Lavrov: Stop Re-Interpreting the June 30 Geneva Communique on Syria
July 4, 2012 • 8:11AM

Tuesday in Moscow, Foreign Minister Sergei Lavrov spoke out against certain Western countries resorting to distortions and re-interpretations of the June 30 Geneva communique, which called for all Syrian parties to stop the violence and negotiate. Next week, Russia is hosting a meeting with Syrian opposition groups in Moscow, and today, Lavrov discussed its prospects and denounced re-interpretations of the Geneva agreement.

Since the June 30 conference, London warmongers have worked overtime to thwart any potential anti-war impact, by retailing false inferences in the media—in particular that it was agreed that Assad should step down, and orchestrating denials and objections by Syrian opposition elements.

Said Lavrov, "It seemed to us that the consensus reached in the final communique is an important step to consolidate the positions of all members of the international community, the participants in the conference and Syrian sides, on the positions of a peaceful settlement and the refusal to solve the problem in the military way.
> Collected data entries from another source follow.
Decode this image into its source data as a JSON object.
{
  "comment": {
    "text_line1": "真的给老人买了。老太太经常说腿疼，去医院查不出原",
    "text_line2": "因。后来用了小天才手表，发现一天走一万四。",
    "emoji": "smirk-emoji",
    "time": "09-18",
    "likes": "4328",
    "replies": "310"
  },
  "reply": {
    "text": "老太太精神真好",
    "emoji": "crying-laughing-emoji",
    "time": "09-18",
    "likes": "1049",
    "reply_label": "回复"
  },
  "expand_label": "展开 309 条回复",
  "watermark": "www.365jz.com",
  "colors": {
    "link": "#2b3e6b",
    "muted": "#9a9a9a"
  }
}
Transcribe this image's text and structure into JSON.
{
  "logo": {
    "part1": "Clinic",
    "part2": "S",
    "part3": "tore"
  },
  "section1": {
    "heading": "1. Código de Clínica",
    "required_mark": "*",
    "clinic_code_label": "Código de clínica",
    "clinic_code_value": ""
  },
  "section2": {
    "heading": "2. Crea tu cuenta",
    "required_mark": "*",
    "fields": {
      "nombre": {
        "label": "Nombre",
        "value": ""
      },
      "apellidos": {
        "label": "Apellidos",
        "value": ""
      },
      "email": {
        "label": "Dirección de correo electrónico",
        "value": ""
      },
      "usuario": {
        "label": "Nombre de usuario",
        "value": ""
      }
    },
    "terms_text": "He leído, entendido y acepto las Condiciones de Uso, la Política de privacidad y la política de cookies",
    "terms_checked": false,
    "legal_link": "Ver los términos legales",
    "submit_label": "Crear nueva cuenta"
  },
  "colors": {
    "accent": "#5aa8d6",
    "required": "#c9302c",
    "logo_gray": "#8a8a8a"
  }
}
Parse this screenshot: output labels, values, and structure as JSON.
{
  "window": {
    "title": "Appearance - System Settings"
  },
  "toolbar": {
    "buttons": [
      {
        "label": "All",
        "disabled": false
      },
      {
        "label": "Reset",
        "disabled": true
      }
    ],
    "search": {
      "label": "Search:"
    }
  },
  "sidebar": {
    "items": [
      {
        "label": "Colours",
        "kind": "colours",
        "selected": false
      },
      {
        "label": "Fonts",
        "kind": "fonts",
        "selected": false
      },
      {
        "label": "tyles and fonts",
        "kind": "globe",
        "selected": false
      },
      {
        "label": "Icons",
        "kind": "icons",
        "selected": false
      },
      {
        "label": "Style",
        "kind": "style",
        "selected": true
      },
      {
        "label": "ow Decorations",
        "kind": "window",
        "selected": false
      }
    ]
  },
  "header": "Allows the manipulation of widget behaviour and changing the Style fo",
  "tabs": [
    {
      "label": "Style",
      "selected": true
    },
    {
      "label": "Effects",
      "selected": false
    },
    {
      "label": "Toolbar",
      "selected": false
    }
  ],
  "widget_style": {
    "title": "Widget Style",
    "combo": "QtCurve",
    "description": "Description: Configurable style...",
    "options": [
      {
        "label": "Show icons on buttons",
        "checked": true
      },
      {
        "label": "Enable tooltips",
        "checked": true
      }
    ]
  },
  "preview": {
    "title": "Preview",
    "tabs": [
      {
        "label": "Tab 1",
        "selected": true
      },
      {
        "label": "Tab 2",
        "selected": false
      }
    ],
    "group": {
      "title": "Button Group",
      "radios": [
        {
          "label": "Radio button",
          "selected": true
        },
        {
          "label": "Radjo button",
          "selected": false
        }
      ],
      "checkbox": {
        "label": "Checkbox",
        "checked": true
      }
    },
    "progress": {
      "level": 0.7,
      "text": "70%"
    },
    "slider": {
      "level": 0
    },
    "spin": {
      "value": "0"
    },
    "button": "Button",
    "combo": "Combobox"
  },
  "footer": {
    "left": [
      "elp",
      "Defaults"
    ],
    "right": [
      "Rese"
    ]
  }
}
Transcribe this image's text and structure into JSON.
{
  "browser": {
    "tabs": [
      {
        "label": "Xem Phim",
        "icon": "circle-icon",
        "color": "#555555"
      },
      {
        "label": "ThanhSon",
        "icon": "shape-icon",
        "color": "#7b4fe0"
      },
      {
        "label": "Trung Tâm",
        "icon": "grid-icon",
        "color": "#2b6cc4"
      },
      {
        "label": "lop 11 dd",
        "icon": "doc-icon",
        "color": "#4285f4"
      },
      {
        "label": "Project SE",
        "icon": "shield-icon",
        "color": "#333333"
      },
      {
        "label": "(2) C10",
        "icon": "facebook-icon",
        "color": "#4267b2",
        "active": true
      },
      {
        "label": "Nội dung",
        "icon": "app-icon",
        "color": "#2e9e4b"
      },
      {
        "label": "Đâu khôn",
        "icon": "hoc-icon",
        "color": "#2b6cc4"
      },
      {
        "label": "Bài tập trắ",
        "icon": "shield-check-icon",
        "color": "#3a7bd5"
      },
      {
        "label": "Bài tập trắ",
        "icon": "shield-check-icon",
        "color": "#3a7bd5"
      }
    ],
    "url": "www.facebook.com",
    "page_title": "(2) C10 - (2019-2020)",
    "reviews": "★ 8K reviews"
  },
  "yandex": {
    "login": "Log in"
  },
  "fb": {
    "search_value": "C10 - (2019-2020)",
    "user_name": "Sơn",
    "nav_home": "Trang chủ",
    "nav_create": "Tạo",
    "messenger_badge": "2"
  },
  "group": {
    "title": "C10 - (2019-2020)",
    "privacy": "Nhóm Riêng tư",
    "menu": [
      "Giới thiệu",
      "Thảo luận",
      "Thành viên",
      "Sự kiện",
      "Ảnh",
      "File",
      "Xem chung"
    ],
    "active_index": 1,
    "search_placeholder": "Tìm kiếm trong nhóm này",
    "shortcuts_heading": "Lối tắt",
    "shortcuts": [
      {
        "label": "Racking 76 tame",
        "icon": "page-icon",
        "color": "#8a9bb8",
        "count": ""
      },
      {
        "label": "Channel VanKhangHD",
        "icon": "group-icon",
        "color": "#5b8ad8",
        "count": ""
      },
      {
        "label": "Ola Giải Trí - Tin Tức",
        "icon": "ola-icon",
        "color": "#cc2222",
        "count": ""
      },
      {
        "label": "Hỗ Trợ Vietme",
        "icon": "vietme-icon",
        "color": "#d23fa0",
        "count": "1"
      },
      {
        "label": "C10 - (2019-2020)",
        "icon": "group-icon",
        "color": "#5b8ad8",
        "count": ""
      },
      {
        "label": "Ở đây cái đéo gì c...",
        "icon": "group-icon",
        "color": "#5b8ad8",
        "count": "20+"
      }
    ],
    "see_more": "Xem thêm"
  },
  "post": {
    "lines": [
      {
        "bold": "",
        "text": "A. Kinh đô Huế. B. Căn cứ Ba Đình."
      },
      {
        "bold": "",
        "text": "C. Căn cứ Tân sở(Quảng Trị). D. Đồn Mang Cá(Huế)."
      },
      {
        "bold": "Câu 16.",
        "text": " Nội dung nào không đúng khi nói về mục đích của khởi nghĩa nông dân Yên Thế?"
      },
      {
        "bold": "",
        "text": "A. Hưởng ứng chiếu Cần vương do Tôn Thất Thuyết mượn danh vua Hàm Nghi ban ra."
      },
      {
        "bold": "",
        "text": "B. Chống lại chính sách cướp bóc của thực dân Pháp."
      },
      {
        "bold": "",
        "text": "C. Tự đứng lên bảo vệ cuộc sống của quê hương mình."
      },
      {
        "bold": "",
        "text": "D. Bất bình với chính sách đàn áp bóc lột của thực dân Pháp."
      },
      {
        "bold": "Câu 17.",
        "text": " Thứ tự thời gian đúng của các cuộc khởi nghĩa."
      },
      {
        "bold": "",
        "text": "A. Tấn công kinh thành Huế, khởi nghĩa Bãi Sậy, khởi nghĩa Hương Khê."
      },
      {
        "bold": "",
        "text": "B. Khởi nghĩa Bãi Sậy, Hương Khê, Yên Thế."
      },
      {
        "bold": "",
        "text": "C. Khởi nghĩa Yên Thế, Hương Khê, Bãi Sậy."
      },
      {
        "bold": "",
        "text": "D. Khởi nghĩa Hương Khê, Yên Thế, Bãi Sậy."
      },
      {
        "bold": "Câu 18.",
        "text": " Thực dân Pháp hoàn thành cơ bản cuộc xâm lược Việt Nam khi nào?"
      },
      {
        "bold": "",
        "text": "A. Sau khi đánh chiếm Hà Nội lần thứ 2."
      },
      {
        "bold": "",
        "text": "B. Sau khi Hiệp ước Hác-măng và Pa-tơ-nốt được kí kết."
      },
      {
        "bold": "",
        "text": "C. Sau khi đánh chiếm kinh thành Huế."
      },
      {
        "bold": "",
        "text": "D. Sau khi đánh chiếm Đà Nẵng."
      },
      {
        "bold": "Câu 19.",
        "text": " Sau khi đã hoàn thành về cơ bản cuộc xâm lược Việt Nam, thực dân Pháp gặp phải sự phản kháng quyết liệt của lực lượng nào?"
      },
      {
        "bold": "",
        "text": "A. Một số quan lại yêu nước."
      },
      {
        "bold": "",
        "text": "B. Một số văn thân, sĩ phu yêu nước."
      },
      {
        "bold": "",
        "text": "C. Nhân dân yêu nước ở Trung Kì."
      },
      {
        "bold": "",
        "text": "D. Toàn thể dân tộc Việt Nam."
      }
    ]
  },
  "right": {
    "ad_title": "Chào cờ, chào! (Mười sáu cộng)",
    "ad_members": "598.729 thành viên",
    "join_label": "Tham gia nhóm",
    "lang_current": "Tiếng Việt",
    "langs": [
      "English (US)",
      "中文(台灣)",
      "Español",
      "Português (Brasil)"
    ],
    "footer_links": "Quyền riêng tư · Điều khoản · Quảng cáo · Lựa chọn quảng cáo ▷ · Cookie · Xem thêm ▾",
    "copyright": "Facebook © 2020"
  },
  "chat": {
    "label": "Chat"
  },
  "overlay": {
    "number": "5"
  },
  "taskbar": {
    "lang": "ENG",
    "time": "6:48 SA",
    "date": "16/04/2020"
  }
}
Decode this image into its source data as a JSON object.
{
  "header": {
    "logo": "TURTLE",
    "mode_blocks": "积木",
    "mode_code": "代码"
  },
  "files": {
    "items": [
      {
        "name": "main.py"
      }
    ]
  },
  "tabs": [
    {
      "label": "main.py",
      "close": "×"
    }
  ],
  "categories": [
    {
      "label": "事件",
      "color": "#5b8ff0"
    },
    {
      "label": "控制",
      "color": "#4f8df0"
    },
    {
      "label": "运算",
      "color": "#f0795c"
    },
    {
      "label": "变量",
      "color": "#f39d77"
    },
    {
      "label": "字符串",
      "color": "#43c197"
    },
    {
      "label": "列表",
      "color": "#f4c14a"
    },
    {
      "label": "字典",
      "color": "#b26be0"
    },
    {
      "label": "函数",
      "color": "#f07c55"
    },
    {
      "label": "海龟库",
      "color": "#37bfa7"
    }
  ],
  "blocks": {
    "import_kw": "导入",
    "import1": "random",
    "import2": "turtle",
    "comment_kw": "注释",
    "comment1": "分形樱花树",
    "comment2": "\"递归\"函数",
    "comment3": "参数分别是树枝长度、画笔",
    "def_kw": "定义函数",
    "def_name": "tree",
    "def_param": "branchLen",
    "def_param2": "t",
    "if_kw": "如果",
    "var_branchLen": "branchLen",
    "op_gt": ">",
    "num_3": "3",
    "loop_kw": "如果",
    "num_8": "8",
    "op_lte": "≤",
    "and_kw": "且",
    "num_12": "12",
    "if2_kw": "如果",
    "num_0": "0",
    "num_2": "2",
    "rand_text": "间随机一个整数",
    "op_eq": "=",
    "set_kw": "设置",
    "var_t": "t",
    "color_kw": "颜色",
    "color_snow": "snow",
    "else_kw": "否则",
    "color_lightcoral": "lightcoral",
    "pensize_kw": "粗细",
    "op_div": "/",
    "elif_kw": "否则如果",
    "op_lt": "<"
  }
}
Unfortunately, some representatives of the Syrian opposition began to state that the Geneva decisions are unacceptable for them." He said that, "The Geneva agreements should not be distorted in any way. They mean just what has been written in the communique, and we will try not to rewrite anything afterwards."

Lavrov said that, "Geneva gives good chances and they should be used... It is important that all players are pressing actively on all Syrian parties in order to make them stop violence and get down to the table of negotiations."

Even stronger denunciations came today from Alexei Pushkov, Chairman of the State Duma's Foreign Affairs Committee, speaking at a separate event in Moscow. "A war of interpretation broke out after the agreement on political transformation in Syria was signed in Geneva," he said. Specifically, U.S. Sec. of State Hillary Clinton holds the belief that the agreement lets the current Syrian leadership know that it must go, he continued, whereras, "Moscow, by contrast, said the agreement does not say a word about Assad's resignation and that he is not mentioned at all in it."

The United States and Russia are on a collision course, Pushkov warned. "We are again witnessing a collision. On the one hand we can see the United States and the so-called Friends of Syria who want Assad to resign. On the other, Russia and China are seeking an immediate end to the violence and the earliest possible beginning of talks between the Syrian government and opposition."

He stressed that the only common ground between the two sides is the belief that the situation in Syria must be settled politically. He added, however, that the U.S. is insisting on the precondition of Assad resigning.

Pushkov added still further, that the United States and others are actively dictating what the Syrian opposition's position should be. "The rebels have announced already that they will not start talks before Assad's resignation, which indicates that they obey the logic dictated from abroad."

Pushkov referred to the case of Libya as having similarities to what is happening now. There were differing interpretations of UN Security Council Resolution 1973 on Libya, which eventuated in NATO resorting to military action there.

Monday at the UN, a closed-door session of the Security Council received a briefing given by U.N. High Commissioner on Human Rights Navi Pillay, during which, it was reported afterward, she repeated her call for the case of the Syrian government to go before the International Criminal Court at the Hague. In an appearance of even-handedness, she also said that there are charges that the opposition is torturing children in Syria, and she would be willing to send in a team to investigate. But her role, and a new report out today by Human Rights Watch, charging the Syrian government with practicing torture, is in step with the drumbeat for war.